Abb. 3: „Tyroler auf der Reise“ um 1833, Stich von N. Pötschke nach einer Zeichnung von (Carl Friedrich Moritz) Müller
Wanderhändler*innen, Hausierer*innen
Nicht ohne Schwierigkeiten von den in den Quellen genannten „Vagabund*innen“ abgrenzbar waren Wanderhändler*innen und wandernde Dienstleister*innen, die durch das Land zogen und ihre Waren oder Leistungen auf Märkten oder auch hausierend vertrieben. Robert Büchner führt vor allem Quellen aus dem 15., 16. und 17. Jahrhundert als Belege für „Schotten und Niederländer“ sowie vor allem „Savoyer und Welsche“ als wandernde Krämer*innen, aber auch als Dienstleister*innen oder Schausteller*innen auf Tiroler Territorium an. Die Angebotspalette war umfangreich: von Südfrüchten über Geschirr und Stoffe bis zur Unterhaltung – häufig als Beispiel genannt werden etwa Aufführungen mit dressierten Murmeltieren. Der wirtschaftliche Erfolg war demzufolge ebenfalls sehr unterschiedlich. Vielfach bedienten die oft saisonal wandernden auswärtigen Händler*innen die Nachfrage nach Dingen, die der lokale Handel nicht zu decken vermochte, weshalb die Obrigkeiten sie zuweilen trotz an sich geltender Verbote und Restriktionen gewähren ließen. Eine dauerhafte Ansiedelung auf dem Gebiet der Grafschaft Tirol, wie dies die Tiroler Landesordnung – oben wurde es erwähnt – anregte, war offenbar nur wenig attraktiv, erklärt Büchner. Vor allem größere Städte strahlten mehr Anziehungskraft aus.24
Im 18. Jahrhundert wurden die Maßnahmen gegenüber inländischen Hausierer*innen zwar reduziert, dennoch blieb eine Restskepsis der Obrigkeiten bestehen.25 Dass der Hausierhandel auch im lokalen Kontext Konfliktpotenzial barg, das zeigen Beispiele aus Quellen: Durchaus gängig war nämlich unter anderem auch der Handel mit alkoholischen Getränken – zum Missfallen der lokalen Wirtsleute, aber auch der Verwaltung.26 So wurde etwa gegen Ötztaler Kraxenträger vorgegangen, die Branntwein, den sie über das Timmelsjoch ins Tal gebracht hatten, ohne Genehmigung ausschenkten.27 Dieses Problem war auch in anderen Regionen Tirols bekannt. Im Stubaital forderten die Wirte die Gerichtsobrigkeit 1823 auf, sie möge gegen „sogenannte Karrenfahrer – u. Traghausierer“ tätig werden, „welche allerlei Getränke in alle Enden dieses Thales“ brächten, wodurch die „christlichen Sitten“ verdorben und ganze Familien in den finanziellen Ruin gestürzt würden.28
Abb. 4: Der Import und Vertrieb von Südfrüchten war eine Einkommensquelle für mobile Händler*innen aus Tirol.
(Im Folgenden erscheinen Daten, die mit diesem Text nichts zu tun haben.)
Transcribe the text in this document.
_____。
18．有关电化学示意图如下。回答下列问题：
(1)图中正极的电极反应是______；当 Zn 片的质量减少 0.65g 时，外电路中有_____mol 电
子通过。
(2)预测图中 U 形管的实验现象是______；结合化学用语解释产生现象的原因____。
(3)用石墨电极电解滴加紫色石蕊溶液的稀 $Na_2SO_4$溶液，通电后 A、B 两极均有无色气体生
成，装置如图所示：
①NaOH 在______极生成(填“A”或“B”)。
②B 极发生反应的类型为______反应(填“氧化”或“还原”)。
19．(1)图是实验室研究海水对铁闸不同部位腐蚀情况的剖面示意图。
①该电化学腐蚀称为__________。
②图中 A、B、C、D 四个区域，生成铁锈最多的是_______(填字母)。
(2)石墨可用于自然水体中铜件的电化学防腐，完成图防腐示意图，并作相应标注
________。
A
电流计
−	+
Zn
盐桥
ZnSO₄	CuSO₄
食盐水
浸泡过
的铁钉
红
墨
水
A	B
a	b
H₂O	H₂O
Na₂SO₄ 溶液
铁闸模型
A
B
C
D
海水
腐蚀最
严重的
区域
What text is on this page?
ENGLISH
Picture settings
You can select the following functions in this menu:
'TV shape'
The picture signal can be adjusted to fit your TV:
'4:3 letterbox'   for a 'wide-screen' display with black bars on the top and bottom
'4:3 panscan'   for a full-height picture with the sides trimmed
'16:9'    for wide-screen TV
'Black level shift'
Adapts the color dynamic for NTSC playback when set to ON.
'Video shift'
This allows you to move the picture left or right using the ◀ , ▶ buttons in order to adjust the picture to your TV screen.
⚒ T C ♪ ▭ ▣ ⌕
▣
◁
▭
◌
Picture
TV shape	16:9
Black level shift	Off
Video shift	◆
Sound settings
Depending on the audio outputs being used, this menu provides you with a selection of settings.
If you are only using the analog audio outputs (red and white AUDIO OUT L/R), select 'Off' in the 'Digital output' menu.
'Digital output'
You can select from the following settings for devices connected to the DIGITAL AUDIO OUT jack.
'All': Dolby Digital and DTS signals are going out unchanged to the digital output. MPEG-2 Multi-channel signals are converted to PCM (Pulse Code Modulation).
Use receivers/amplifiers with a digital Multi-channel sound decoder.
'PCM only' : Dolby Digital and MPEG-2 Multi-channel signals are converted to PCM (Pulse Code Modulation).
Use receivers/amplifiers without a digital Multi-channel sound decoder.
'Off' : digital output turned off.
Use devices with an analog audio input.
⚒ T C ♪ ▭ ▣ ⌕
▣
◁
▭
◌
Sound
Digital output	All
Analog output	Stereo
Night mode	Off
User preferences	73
Die Region als Ausgangspunkt von Wanderungen
Dauerhafte Auswanderung
Am 13. März 1795 bekannten Johann Kien und seine Ehefrau, Genoveva Hoferin, im Rahmen eines Gerichtstermins in Rietz, dass sie ihrem Bruder bzw. Schwager, Anton Kien, 95 Gulden aus einer Erbschaft schuldig waren. Solche und ähnliche Einträge finden sich in den Verfachbüchern im Tiroler Landesarchiv zuhauf. Dieser spezielle Fall weist jedoch eine Besonderheit auf: Anton Kien befand sich zum Zeitpunkt des Gerichtstermins Tausende Kilometer entfernt von Rietz, in „Philadelphia in Nordamerika“.29
Ähnliche Hinweise auf ausgewanderte Untertanen finden sich häufiger in den gerichtlichen Aufzeichnungen zu Verlassenschaft sabhandlungen, etwa aus dem Gericht Petersberg, welches im Wesentlichen das Ötztal, einen Abschnitt des Inntals zwischen Karres und Rietz sowie das Mieminger Plateau umfasste. Neben dem genannten Anton Kien finden sich hier in den Jahren um 1800 zum Beispiel auch Maria Josepha Kuenin30 aus Längenfeld, die einen Kaufmann aus Pavia in der Nähe von Mailand geheiratet hatte, oder Kaspar Neurauter31, der als Seemann in den Niederlanden angeheuert hatte. Diese Quellenfunde zeigen, dass Emigration aus der Region im 18. und 19. Jahrhundert durchaus nicht unüblich war, und auch, dass der geografische Radius dabei sehr weit gefasst war. Darüber hinausgehende Informationen zu den Ausgewanderten und deren Familien finden sich ohne vertiefende Nachforschungen in zusätzlichen Quellenbeständen jedoch nicht im Verwaltungsschriftgut der Herkunftsregion. Überhaupt ist verlässliches Zahlenmaterial zu Auswanderungen aus der Habsburgermonarchie für die Zeit vor der Mitte des 19. Jahrhunderts rar.32
Abb. 5: Diese zwei namentlich heute leider nicht mehr bekannten Frauen waren nach Chicago ausgewandert und sandten um 1900 dieses Foto an ihre Familie im Gasthof Hirschen in Längenfeld.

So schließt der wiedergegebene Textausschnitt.